Mersin Büyük Şehir Belediye Başkanı Sayın Vahap Seçer`i, Televizyonda dinlerken, kulaklarıma inanamadım. Mersin Valisi tarafından, Büyk Şehirin ücretsiz ekmeğin yoksul halka dağıtılması yasaklanmış. Bu nasıl bir mantık olmalı ki, insanların temel ihtiyacı olan ekmekin yoksul halka dağıtılması, Vali tarafından yasaklanabiliyor.
Anayasa`ya göre Vali ve Kaymakam devlet adına görev yapmak ve tarafsız olmak zorundadır. Eğer kendilerini devlet adamı değilde, parti memuru olarak tanımlıyorlarsa, yanılıyorlar ve suç işliyorlar demektir. İç İşler Bakanı tarafından yayınlanan genelge ile, İstanbul veya Ankara Büyük Şehir Belediyesi`nin bağış hesaplarına el konulması çok yanlıştır.
Mersin Valisi kraldan çok kral olmak istercesine, Mersin`de Belediye tarafından dağıtılan ekmeği yasaklıyorsa, bu suçtur ve yalakalıktır. Zonguldak Valisi ise dahada ileri giderek, sağlıkcıları suçluyor. Bu Vali nasıl bir ruh sağlığına sahip olmalı ki, Korona Virüsü ile mücadeleyi, sağlıkcılar zorlaştırıyor deme hakkını kendisinde buluyor.
Çok üzgünüm, fakat yukarıda belirttiğim yasaklarıda dikkate aldığımızda,Türkiye`yi onsekiz senedir yöneten AKP ve onun Genel Başkanı, ülkeyi sen ve ben diye ikiye ayırmayı başarmıştır. Dindar ve kindar nesil yetiştirmek demek ki bu. Yani, ihtiyacı olan vatandaşa belediye tarafından ücretsit dağıtılan ekmeği yasaklamakmış.
İçerisinde yaşadığım ülkede Federal Hükümet, Eyalet Hükümetleri, Belediyeler, Kiliseler, Sendikalar veya diğer birçok Sivil Toplum Kuruluşları vardır. Olağan üstü bir durum olan Korona Virüsü ile mücadelede, bütün kurum ve kuruluşlar tek yumruk olmuş şekilde mücdele ediyorlar.
Bakarmısınız, Kiliseler`in yardım kuruluşları vardır, örneğin Caritas, Diakonie ve benzerleri. Bu kuruluşlar kiliseler tarafından maddi olarak desteklenir ve Sosyal Hizmet verirler.

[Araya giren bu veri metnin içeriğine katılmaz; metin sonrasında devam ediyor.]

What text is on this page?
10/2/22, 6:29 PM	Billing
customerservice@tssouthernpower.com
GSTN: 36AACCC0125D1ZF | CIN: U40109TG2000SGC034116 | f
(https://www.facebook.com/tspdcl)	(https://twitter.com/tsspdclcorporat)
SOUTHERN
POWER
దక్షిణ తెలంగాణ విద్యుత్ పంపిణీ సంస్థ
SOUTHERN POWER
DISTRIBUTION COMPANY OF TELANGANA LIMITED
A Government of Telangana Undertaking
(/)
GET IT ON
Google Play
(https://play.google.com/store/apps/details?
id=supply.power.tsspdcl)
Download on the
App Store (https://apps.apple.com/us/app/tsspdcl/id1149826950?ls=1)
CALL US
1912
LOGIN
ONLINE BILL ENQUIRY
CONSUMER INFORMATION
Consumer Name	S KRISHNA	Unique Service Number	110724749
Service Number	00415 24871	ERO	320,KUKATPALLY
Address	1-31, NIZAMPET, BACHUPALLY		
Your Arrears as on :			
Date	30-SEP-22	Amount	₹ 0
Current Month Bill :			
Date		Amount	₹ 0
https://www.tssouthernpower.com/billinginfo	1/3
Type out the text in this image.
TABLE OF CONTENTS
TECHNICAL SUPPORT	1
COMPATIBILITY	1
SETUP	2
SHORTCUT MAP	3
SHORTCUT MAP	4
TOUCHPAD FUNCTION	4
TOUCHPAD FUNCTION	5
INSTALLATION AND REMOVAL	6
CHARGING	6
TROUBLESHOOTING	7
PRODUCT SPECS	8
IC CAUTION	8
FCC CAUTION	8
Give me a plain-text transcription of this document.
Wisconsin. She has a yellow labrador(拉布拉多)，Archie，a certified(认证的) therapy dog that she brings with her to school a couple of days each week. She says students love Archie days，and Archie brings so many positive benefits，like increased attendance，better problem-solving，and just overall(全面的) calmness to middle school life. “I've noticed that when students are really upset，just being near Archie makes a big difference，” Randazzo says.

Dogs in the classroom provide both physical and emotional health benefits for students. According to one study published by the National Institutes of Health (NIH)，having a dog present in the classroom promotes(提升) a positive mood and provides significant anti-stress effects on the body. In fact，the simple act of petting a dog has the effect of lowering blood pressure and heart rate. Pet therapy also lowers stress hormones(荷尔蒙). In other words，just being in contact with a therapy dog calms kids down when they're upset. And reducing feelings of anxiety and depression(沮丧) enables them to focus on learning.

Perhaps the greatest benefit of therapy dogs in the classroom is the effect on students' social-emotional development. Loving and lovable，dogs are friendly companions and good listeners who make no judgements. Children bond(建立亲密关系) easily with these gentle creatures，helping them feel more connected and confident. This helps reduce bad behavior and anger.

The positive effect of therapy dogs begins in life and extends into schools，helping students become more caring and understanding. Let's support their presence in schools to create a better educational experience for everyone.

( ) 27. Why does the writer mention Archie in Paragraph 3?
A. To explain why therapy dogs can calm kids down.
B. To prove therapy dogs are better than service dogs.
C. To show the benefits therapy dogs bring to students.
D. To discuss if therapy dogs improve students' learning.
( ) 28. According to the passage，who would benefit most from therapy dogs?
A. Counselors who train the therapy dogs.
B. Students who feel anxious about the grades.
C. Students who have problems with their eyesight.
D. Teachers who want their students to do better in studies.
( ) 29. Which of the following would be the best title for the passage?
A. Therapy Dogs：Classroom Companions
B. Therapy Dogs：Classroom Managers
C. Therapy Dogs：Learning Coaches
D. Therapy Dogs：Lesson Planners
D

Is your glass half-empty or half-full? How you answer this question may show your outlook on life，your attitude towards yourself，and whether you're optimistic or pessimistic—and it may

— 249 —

Eyalet hükümetleri, eyaletler içerisinde, belediyeler ise idare ettikleri şehirlerde bütün hizmetlerini kendi meclislerinde aldıkları kararlar doğrultusunda hayata geçirirler.Ne Federla Şanşölye Merkel`in ve nede Eyalet başbakanlarının belediyeler veya STK`ları tarafından yapılan hizmetleri engelleme gibi lüksleri bulunmamaktadır.
Türkiye Cumhuriyeti bir bütün ise, Ankara hükümeti, nasıl olurda Mahalli İdarelerinin çalışmalarını engelleme hakkını kendisinde bulabilir. Bir Vali nasıl olurda, vatandaşa dağıtılan ekmeği yasaklama hakkını kendisinde bulabilir, bunu anlamakta çok zorlanıyorum.
Türkiye Cumhuriyeti`ni idare edenler yapılan bu yanlışlardan kurtulmalıdır. Ülkeyi bölmek için değil, birleştirmek için mücadele etmelidir. Her felaketi ve krizi kendisi için fırsata çevirme kurnazlığını yapmamalıdır.
Belediyelerin başarısından korkmayın, bilmelisiniz ki, sizde bir zamanlar Belediye Başkanı olarak halka hizmet ettiniz. Belediye başkanlarının hizmetlerini, aynı zamanda sizin hizmetleriniz olarak görün ve destek olun. İnanıyorum ki, her yasaklamanız size ve partinıza olumsuz puan kazandırmaktadır.
Hiçbir Vali`nin belediyeler tarafından dağıtılan ücretsiz ekmekleri yasaklama hakları bulunmamaktadır.
.
Hiçbir Vali, Korona ile gece gündüz mücadele eden doktoru, hemşireyi veya diğer sağlık çalışanlarını eleştirme ve onlara hakaret etmeme hakkına sahip değillerdir.
Bu iktidar tarihe şöyle geçecektir:
Belediyeler tarafından yoksul halka ücretsiz ekmek dağıtımını yasakladı.
Yoksul halka, ücretsiz yemek dağıtan Aşevlerin`e yapılan bağışları yasakladı.